The Sacred Mushroom was a blues rock and psychedelic rock band from Cincinnati, Ohio, active from 1966-1969.  The band was led by guitarist and songwriter Larry Goshorn and his younger brother, vocalist Tim Goshorn. All members lived in a house in Cincinnati called "Mushroom House" that "sheltered a small tribe" to escape from "the rich-blundering-narrow-minded-owner-of-the-non-essential-producing-factory."

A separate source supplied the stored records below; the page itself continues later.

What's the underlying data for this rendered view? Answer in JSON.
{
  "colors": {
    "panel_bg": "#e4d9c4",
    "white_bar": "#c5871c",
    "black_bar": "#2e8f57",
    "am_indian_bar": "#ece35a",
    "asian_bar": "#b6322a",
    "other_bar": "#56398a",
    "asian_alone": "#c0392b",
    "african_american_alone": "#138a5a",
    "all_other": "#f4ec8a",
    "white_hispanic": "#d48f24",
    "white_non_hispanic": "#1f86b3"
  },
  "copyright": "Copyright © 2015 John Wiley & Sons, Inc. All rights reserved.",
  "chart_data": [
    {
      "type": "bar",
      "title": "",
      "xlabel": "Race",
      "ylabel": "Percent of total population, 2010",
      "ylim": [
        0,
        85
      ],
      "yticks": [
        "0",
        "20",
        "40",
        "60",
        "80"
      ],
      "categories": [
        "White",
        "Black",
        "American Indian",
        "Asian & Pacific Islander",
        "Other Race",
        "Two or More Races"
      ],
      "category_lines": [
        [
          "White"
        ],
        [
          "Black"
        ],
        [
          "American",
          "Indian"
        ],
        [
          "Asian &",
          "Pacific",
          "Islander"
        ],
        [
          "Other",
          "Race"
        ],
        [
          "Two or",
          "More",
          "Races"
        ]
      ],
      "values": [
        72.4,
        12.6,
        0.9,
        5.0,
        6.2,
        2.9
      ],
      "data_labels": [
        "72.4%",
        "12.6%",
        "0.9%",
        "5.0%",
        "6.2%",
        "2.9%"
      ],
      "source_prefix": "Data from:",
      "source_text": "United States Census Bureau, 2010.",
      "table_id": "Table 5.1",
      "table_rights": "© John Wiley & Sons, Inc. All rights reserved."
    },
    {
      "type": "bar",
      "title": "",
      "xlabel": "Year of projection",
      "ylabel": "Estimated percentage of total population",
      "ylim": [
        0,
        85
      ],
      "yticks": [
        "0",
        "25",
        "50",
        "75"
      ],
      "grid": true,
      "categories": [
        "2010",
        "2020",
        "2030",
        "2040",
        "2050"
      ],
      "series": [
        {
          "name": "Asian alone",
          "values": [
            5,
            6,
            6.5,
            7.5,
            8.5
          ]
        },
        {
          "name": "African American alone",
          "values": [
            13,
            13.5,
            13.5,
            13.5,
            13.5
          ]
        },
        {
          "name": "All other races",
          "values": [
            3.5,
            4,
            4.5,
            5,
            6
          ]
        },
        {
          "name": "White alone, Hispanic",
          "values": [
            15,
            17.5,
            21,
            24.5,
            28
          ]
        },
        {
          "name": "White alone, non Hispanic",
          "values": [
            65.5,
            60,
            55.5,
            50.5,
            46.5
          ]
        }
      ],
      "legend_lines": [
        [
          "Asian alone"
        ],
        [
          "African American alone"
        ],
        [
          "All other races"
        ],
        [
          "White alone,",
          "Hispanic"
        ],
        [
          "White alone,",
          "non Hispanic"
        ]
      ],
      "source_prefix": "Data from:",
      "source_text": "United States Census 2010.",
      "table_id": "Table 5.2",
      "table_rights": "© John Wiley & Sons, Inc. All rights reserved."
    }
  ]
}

In 1967, the band recorded a debut 45rpm 7" single, "Break Away Girl" b/w "Yellow Fever," which was released in the same year by Nashville-based Minaret Records. The single received local and regional airplay. The band was focused on guitarist, singer and songwriter Larry Goshorn and his brother, vocalist Danny. They recorded one album in 1969 which included original material and the covers of T-Bone Walker's "Mean Old World" and Ray Davies' "I'm Not Like Everybody Else"."The Sacred Mushroom" LP was released in 1969 by NYC label Parallax records, the 'underground' subsidiary of Audio Fidelity Records.

The band dissolved in 1969. Both Larry and Danny Goshorn later joined the Cincinnati band Pure Prairie League with their other brother Tim Goshorn. The brothers were active in Pure Prairie League in various forms in the 1970s and 1980s before leaving to form The Goshorn Brothers Band.

Band members
	
 Larry Goshorn, lead guitar, backup vocals
 Danny Goshorn, lead vocals
 Joe Stewart, bass	
 Fred Fogwell, rhythm guitar
 Doug Hamilton, drums

Discography

Single
Break Away Girl b/w Yellow Fever (Larry Goshorn) 1967, Minaret Records MIN-131 Arranged by Ar-Jay, Produced by Finley Duncan

Album
The Sacred Mushroom May 1969, Parallax Records: P-4001

Side A:

 1. I Don't Like You (Goshorn-Hamilton) 2:50	 
 2. You Won't Be Sorry (Larry Goshorn) 2:15	 
 3. Catatonic Lover (Larry Goshorn) 3:00	 
 4. All Good Things Must Have An End (Larry Goshorn) 4:40	 
 5. I'm Not Like Everybody Else (Ray Davies) 
 
Side B

 1. I Take Care (Larry Goshorn) 4:57	 
 2. Mean Old World (T-Bone Walker) 4:38 
 3. Lifeline (Larry Goshorn) 6:34 
	
All Tracks "Electric Renaissance, BMI" except A5 (Noma, BMI) and B2 (unlisted), Additional Musicians: Rusty York, Harp "All Good Things...", Produced by Herman D. Gimbel and Don Litwin, Engineered by William Hamilton and Gene Lawson, Cover Design: Larry Goshorn, Cover Illustration: Rhea Atkins, Back Cover photograph: Stu Levy
	
Originally Released on vinyl, reel, and 8-track in the USA and Canada. Rereleased on Compact Disc by Eva Records in France (1983), Akarma on CD and vinyl in Italy (2002), and on vinyl in the USA by Shake-It Records (2013).